Western blot analysis
Supernatants and precipitates from GS115/pPIC9K and GS115/pPIC9K-Hirudin were respectively loaded on a 150 g/L SDS-PAGE gel for protein separation and transferred to a polyvinylidene difluoride membrane by electrotransfer (54 mA, 80 min). After blocking with 1.5% BSA in blocking buffer at 4 ℃ overnight, the membrane was incubated with 1000× dilutions of Penta-His antibody (Qiagen) at room temperature for 1 h, washed three times with tris-buffered saline, and mixed with 1000× dilutions of rabbit anti-mouse IgG antibody coupled with horseradish peroxidase (Takara) at room temperature for 1 h. The bands were visualized by TrueBlue Peroxidase Substrate (Takara) for 1 min and then with WesternBrightTM ECL (Takara) for 5 min.
Antithrombin activity analysis
The antithrombin activity of hirudin in the supernatants of P. pastoris GS115/pPIC9K-Hirudin after 72 h induction was evaluated according to the Pharmacopoeia of the People’s Republic of China (2020 edition)7 and a previously reported method52. Briefly, antithrombin activity was quantitatively measured by titrating a solution of thrombin and expressed in antithrombin units (ATU): one unit is defined as the neutralization of one NIH unit of thrombin (Sigma, Germany) at 37 ℃. For the activity assay, 200 μL of 0.05% bovine fibrinogen solution prepared with 50 mM Tris-HCl buffer (pH 7.4) was thoroughly mixed with 100 μL of the sample, and then 5 μL of 40 NIH/mL thrombin solution (0.2 NIH unit) was added progressively and mixed gently.
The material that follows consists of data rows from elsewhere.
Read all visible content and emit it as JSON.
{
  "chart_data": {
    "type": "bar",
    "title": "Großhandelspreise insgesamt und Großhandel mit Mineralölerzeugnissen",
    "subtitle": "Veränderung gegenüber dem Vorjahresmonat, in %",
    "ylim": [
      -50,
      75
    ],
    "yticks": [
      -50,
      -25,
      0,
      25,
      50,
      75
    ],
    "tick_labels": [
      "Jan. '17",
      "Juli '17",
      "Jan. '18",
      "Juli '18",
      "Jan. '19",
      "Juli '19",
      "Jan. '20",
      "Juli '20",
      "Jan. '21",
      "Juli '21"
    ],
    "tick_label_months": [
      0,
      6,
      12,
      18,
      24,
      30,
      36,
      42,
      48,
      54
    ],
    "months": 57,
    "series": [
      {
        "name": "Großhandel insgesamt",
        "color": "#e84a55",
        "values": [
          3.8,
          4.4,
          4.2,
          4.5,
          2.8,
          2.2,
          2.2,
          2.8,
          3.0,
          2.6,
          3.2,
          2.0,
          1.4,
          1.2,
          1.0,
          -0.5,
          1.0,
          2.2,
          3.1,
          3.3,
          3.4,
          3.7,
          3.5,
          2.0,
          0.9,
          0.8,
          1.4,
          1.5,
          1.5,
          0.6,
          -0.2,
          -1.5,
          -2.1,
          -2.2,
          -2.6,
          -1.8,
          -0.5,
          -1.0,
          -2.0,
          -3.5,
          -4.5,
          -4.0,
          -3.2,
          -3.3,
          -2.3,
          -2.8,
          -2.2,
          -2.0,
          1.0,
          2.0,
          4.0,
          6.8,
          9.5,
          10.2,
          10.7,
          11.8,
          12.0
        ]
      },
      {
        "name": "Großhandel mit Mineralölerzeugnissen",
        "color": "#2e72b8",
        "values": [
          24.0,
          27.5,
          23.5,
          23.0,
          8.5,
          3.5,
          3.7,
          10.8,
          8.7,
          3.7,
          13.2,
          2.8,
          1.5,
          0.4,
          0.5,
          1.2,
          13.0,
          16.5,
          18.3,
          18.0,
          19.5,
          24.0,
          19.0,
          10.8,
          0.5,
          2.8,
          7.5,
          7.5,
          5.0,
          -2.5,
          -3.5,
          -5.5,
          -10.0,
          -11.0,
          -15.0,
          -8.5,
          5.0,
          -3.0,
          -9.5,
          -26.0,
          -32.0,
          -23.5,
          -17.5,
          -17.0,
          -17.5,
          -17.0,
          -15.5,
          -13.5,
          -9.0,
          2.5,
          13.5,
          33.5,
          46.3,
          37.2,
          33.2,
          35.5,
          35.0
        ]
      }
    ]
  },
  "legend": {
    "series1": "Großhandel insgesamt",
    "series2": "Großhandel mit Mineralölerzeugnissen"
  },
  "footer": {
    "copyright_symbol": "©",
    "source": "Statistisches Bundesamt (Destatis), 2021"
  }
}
The above reaction mixture was incubated at 37 ℃ ± 0.5 ℃ for 1 min. The endpoint of the titration was considered to occur when a fibrin clot formed within 1 min. Otherwise, another 5 μL of thrombin solution was added continuously until a fibrin clot was observed.
Ethical approval
We declare that the experiments described in this paper comply with the current laws in China. This article does not contain any studies with human participants performed by any of the authors.
Data availablity
The datasets used and/or analysed during the current study are available from the corresponding author on reasonable request.